Remembering

Following a death, you may spend time to reflect and acknowledge the person’s life. In this way the person who has died will still have a voice, a story, or a connection that remains with you.

There are different ways in which you can remember the person who has died. You may feel sad and at a loss but still want to recall and remember good memories.

There are many ways you could remember and share happy memories:

  • A remembrance service or celebration of life (many hospice or palliative care services and some hospitals, hold memorial services)
  • A memory box or scrap-book
  • A framed photo of happy times
  • A candle lit in their memory
  • A tree or plant in their memory
  • A CD of their favourite music
  • A letter written to them to express feelings
  • A bench or plaque dedicated in their memory.

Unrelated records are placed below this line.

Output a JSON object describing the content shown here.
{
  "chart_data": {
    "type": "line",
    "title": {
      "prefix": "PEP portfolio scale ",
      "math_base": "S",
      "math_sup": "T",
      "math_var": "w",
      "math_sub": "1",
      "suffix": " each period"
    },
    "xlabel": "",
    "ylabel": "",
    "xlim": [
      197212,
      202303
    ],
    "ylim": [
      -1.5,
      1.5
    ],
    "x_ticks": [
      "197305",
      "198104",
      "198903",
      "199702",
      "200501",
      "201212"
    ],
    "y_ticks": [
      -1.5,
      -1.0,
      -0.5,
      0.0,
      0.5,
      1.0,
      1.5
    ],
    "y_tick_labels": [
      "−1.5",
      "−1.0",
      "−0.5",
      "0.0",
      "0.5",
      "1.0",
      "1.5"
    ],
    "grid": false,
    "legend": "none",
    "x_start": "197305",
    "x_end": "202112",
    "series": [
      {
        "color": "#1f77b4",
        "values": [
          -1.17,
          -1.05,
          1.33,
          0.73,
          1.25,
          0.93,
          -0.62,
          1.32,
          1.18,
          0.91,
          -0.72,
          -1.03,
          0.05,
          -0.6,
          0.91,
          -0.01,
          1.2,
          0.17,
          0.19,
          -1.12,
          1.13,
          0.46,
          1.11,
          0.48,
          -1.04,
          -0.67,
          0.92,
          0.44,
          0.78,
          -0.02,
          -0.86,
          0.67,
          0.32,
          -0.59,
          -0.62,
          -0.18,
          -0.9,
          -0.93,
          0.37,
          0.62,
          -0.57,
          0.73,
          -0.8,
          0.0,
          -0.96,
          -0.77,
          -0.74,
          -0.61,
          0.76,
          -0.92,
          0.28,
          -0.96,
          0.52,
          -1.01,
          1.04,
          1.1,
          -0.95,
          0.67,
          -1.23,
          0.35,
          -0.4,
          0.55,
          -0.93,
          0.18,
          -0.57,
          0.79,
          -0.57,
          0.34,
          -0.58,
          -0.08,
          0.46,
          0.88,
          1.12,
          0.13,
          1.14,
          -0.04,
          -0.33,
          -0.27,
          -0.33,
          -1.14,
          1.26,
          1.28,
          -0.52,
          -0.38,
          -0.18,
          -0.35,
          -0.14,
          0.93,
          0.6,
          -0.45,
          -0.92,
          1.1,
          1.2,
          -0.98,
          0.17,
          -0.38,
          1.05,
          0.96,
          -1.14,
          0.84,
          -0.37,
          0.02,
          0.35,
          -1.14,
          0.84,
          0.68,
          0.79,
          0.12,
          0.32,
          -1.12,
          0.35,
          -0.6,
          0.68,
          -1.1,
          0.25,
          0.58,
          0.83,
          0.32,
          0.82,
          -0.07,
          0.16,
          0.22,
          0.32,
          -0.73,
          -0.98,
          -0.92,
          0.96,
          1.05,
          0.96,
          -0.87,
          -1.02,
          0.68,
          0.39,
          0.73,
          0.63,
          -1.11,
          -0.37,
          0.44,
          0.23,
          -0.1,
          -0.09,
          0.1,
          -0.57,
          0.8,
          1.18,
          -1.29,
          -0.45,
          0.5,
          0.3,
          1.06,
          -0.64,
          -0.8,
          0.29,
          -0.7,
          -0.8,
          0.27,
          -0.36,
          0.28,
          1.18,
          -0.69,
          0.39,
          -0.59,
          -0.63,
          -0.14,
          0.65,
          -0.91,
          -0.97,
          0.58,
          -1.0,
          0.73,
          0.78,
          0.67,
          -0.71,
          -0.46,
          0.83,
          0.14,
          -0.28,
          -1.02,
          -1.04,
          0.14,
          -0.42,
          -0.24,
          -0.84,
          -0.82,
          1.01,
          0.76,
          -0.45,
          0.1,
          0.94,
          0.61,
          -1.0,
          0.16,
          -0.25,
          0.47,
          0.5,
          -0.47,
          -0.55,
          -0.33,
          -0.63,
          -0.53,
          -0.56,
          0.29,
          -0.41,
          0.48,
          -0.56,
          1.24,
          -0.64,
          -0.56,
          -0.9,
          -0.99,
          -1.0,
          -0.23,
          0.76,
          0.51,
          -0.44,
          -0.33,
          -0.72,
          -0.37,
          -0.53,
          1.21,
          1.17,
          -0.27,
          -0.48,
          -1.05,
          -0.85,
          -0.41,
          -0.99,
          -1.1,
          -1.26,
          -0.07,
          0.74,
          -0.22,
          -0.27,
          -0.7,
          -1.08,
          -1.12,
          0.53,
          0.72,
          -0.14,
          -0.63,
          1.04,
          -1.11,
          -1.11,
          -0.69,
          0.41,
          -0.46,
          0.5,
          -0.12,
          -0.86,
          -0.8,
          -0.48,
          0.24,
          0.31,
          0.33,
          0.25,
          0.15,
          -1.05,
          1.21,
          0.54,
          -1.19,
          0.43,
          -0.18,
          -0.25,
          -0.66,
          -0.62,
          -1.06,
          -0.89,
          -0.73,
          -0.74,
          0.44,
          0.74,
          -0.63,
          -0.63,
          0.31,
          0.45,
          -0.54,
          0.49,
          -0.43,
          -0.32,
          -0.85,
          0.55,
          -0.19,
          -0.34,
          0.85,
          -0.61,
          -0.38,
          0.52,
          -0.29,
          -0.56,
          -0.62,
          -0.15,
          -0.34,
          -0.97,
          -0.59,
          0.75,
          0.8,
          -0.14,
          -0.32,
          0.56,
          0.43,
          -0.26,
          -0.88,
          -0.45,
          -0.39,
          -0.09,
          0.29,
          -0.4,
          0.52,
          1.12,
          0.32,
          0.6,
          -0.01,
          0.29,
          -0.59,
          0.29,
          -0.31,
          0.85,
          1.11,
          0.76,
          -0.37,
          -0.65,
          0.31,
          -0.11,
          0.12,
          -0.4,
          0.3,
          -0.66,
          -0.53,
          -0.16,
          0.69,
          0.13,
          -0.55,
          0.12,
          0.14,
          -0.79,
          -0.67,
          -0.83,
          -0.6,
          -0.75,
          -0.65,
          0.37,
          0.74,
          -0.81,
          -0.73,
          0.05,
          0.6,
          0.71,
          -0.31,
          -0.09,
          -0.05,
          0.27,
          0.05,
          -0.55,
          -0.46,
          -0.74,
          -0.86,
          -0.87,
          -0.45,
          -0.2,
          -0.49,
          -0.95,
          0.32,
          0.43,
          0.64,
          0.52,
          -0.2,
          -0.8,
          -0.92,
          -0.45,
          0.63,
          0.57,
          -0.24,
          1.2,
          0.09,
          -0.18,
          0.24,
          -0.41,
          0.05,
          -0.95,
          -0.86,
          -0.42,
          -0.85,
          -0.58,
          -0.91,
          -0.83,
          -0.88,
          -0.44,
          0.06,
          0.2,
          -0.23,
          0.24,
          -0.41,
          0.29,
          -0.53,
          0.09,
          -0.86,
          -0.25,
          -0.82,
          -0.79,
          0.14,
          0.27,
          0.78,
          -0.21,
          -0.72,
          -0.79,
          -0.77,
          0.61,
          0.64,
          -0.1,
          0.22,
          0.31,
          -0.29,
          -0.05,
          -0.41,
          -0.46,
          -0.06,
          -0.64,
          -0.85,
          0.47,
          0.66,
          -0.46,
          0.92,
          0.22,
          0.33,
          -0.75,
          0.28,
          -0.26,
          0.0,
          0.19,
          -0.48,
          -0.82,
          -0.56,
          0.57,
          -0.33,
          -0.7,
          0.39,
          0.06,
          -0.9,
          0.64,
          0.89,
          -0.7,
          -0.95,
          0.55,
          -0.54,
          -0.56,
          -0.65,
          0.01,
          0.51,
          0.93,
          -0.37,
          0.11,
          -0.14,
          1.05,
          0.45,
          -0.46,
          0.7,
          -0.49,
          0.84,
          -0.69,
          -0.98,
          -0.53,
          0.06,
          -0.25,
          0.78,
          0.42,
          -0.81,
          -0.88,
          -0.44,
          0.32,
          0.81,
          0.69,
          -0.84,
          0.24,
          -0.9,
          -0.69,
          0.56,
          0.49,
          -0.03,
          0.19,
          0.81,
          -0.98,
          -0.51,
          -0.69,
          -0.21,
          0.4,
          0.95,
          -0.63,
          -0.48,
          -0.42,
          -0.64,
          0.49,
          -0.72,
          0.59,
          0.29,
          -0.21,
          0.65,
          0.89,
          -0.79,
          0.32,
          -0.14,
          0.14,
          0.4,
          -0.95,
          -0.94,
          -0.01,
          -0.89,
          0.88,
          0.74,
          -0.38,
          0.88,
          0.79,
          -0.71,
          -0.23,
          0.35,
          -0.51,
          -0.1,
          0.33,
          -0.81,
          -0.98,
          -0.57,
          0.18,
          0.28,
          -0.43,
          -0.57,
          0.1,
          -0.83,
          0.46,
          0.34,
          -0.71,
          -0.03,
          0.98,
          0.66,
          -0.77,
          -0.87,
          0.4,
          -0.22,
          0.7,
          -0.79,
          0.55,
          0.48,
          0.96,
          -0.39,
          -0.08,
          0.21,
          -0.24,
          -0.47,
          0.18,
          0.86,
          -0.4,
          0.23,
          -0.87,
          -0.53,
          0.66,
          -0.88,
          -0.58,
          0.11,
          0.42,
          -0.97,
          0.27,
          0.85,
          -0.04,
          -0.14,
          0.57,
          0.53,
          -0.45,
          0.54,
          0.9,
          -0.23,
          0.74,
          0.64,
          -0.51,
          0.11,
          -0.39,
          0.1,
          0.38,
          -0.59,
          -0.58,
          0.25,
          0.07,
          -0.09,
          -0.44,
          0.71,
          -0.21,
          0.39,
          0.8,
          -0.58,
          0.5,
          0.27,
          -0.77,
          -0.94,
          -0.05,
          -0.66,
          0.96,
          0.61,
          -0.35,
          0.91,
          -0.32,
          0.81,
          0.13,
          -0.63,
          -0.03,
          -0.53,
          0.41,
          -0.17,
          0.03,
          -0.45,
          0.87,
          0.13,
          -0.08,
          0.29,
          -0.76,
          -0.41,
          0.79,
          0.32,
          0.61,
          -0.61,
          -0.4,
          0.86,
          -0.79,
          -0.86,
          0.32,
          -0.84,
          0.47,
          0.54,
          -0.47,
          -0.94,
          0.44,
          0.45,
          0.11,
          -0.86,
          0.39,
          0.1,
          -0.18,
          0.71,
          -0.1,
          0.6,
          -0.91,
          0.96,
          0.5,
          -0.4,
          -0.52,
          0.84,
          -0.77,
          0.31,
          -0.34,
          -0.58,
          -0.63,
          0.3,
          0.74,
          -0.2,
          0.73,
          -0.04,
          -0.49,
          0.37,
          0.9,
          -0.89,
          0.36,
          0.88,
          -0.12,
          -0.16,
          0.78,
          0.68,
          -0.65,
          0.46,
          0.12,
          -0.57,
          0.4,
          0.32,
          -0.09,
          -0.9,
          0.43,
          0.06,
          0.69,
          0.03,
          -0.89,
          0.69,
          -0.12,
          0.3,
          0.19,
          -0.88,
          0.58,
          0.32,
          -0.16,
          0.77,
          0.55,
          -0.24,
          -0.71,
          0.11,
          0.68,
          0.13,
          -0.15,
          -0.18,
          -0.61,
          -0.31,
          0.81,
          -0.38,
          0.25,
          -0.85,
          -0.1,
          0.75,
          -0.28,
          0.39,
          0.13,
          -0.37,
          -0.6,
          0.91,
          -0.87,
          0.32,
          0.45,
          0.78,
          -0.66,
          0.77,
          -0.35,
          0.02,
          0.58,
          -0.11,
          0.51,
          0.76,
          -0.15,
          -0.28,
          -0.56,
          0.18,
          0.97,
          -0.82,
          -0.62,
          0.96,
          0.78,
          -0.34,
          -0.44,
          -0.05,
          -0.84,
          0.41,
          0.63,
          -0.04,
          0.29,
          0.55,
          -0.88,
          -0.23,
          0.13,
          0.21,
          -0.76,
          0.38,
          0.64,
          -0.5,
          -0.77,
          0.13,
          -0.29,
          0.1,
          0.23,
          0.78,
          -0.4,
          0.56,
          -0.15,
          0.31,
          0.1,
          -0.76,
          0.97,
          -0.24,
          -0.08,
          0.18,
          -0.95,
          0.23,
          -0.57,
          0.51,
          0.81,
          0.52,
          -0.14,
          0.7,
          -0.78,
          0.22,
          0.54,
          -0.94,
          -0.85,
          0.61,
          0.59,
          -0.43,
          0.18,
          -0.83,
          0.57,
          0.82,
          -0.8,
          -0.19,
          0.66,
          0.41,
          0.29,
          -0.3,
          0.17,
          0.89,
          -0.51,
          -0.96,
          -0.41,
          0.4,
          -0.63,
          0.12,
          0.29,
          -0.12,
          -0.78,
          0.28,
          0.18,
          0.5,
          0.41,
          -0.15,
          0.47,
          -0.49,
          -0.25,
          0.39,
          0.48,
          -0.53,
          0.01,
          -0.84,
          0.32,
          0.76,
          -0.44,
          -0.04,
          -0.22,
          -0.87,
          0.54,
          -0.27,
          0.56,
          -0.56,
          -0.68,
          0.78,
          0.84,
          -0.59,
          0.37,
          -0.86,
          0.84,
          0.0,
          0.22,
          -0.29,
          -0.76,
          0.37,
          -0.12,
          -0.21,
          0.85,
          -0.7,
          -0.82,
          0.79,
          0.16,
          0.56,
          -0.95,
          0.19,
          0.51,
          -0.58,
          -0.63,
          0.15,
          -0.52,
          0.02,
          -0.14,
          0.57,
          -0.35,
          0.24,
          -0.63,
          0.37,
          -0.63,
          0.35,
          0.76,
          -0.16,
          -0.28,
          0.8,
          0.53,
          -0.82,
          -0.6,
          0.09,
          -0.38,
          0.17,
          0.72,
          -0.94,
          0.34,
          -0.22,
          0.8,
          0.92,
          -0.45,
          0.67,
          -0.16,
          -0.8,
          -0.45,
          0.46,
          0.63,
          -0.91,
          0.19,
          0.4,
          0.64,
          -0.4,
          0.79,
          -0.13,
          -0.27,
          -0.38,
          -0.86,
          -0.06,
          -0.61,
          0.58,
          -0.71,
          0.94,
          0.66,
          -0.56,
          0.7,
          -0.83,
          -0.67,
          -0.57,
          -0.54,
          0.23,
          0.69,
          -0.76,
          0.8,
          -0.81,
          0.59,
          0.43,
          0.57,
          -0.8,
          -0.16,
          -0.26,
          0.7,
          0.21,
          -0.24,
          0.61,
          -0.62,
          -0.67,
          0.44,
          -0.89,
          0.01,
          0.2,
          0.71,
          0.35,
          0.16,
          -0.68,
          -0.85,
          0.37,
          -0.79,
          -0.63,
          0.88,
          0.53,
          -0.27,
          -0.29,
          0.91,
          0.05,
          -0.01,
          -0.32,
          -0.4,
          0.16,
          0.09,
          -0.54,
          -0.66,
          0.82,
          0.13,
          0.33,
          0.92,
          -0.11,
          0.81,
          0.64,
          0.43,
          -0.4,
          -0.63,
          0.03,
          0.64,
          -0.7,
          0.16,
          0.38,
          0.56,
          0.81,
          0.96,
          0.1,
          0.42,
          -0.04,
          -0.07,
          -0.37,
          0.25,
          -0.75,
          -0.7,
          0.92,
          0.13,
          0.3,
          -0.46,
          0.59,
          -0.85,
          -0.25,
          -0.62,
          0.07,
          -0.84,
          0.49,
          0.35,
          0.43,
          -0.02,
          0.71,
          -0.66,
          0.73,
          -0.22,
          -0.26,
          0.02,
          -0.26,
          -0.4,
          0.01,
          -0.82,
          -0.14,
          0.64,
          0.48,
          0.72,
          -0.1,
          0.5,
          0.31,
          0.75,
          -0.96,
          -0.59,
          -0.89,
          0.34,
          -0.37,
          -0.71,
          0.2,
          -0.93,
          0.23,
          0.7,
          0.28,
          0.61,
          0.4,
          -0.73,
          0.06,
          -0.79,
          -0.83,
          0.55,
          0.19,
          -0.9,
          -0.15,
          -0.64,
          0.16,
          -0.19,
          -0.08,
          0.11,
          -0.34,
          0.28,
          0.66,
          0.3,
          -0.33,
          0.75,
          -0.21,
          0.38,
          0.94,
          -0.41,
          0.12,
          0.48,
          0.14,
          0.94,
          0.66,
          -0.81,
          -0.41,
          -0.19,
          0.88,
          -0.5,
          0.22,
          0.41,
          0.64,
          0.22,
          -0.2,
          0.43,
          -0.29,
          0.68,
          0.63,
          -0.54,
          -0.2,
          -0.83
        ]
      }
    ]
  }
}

Christmas and anniversaries can be difficult, especially if it is the first one after the death. You may consider not celebrating as a sign of respect. You may want to change how you acknowledge this event. You may want to celebrate as a way of honouring the memory of the person who has died.

You may need to allow feelings of grief, sadness, anger, loneliness or emptiness for a time. You may need to know that it is also alright to feel moments of happiness and joy. This is not disrespectful to the loved one who has died. It is a reflection of the need for you to keep on living.

Adjustment following a death can take time. There is no right amount of time to grieve. Each person will take as much time as they need.

Sometimes people experience difficulties in their grief. They may feel angry, depressed or not be able to stop crying. They may spend much of their time alone because they don't want to talk with others. If you are having trouble with your grief, talk to your GP. There are things that can help. This may be a support group. It may be finding someone special to talk with such as a grief or bereavement counsellor.